THE CONTENTS AND THE CONTAINER

Holden Johnson stuck the old-fashioned brass key into the door labeled “1711”. All the other rooms, of course, had been refitted with electronic keycards, but not this one. The lock was sticky; Holden jiggled the key, muttered an obscenity, and was about to apply his boot when the pins finally slipped and the doorknob turned. He gave a weak smile to the maid lingering nearby in the hallway. The hotel staff had been quite curious when he’d presented his papers, but everything was in order, and all they could do was hand him the key.

A stale, dark odor wafted over him as the door swung open, assaulting the lining of his nostrils. He choked back a hint of bile and flipped the light switch.

It was worse than he’d been led to believe—far worse. But Holden was a professional, and he was being well compensated. He exhaled heavily, then closed the door behind him and got to work.

The men who hired him had told him little. He knew that the old crone had kept this room for forty years, never allowing access to anyone. Skittish bastards, Holden thought, kicking at a pile of soiled sheets. Afraid of an old woman.
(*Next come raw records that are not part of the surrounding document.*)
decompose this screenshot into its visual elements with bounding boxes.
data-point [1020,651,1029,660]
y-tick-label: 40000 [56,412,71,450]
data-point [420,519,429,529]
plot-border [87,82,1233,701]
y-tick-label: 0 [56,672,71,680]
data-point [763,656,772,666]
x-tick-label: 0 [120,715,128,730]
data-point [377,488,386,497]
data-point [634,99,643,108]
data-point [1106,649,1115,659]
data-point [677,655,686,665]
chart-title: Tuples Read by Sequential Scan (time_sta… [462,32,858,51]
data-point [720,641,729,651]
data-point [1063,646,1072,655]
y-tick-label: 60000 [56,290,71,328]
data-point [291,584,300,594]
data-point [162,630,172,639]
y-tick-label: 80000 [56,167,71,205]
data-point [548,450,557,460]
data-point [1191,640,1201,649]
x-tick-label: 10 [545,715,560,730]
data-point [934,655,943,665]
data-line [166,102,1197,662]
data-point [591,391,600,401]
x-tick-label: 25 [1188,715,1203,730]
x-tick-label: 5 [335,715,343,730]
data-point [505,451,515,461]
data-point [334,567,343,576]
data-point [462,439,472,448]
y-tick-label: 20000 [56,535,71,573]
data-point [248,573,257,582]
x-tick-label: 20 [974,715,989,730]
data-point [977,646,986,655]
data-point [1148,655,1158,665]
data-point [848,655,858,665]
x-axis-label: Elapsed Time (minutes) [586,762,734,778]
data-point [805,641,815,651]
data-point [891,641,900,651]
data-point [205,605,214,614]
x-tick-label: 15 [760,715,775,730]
But now she was dead, and they needed the room taken care of.

Holden worked quickly, sweeping cold cream jars and perfume bottles from the dresser top into a thick plastic garbage bag, along with wadded-up kleenexes, matchbooks, and stained coffee cups that littered every corner of the room. He set each bag by the door, shaking out another one and filling it in minutes. Soon, the surfaces were clear enough.

Now he could tackle the suitcases.

There were dozens of them, some under the window, several on the bed, a cluster of them in front of the closet door. Even one in the bathtub. He pulled them all out to the space he’d cleared at the foot of the bed, and then stood back, hands on hips.
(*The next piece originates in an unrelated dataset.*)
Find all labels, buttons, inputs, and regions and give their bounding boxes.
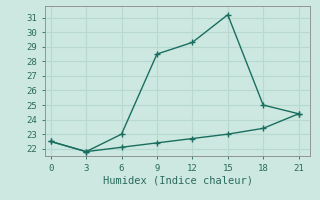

The smell of the room still burned his throat. He patted his pockets for his cigarettes, then lit up. He knew without even looking that there would be no smoke alarm here. As well as no internet, no cable television, no upgraded linens—no maid service in forty years. The old crone would have seen to that.

Holden finished his cigarette and stubbed it out on the side of the bathroom sink. “All right,” he said aloud. Then he pulled on his catchment gloves, fitted the sulfur mask over his nose and mouth, opened his wormwood jar, and unlocked the first suitcase.

He gave a short bark of laughter as he pulled the mask off, then shed the gloves. The battered Samsonite was filled to the gills, but not with what he’d expected to find. Instead, it looked as though she’d come back from a vacation abroad, set the suitcase down, and never touched it again.

He opened the second suitcase. It, too, was crammed with resort wear long out of style, toiletries, postcards filled out and never mailed, souvenir restaurant menus, soiled women’s undergarments. “Witch,” he muttered, kicking the bloomers over to the pile of sheets.

The fools had hired him, when a janitor would do? Holden mentally adjusted his fee upward, then tacked on another 25 percent for his troubles.

Nevertheless, he worked dutifully, unpacking each suitcase, organizing and categorizing its contents: clothes in one pile, souvenirs in another, outdated foreign currency in yet another. And so on. The men had told Holden that the old crone had traveled far and wide in her day, and that she always returned here. She had always maintained that what she left in this room was dangerous, top secret, and not to be touched by anyone. They had impressed this fact on him, repeating it several times.

Holden opened the seventh suitcase, reached in, and was bitten by a demon.

“Fuck!” he yelled, shaking his hand. The tiny creature flew off, smacked into the mirror, and slid down onto the dresser, stunned. “Bastard!” His index finger stung, and he began to tremble. He stuck the finger in his mouth and sucked the venom out as he opened the wormwood jar with his other hand, shoved the monster in, and sealed it tight. Then he ran and spat the poison into the bathroom sink, sucked and spat again, and came back to look more closely at the suitcase. Still shivering, he wrapped the wound tightly in a sterile bandage from his kit, then rolled the gloves back on and snapped the mask into place.

But the rest of the suitcase’s contents were as mundane as the others had been. The demon hadn’t been protecting anything larger, just roaming loose in there. Holden returned to his awkward unpacking, sorting, and cursing this shitty job.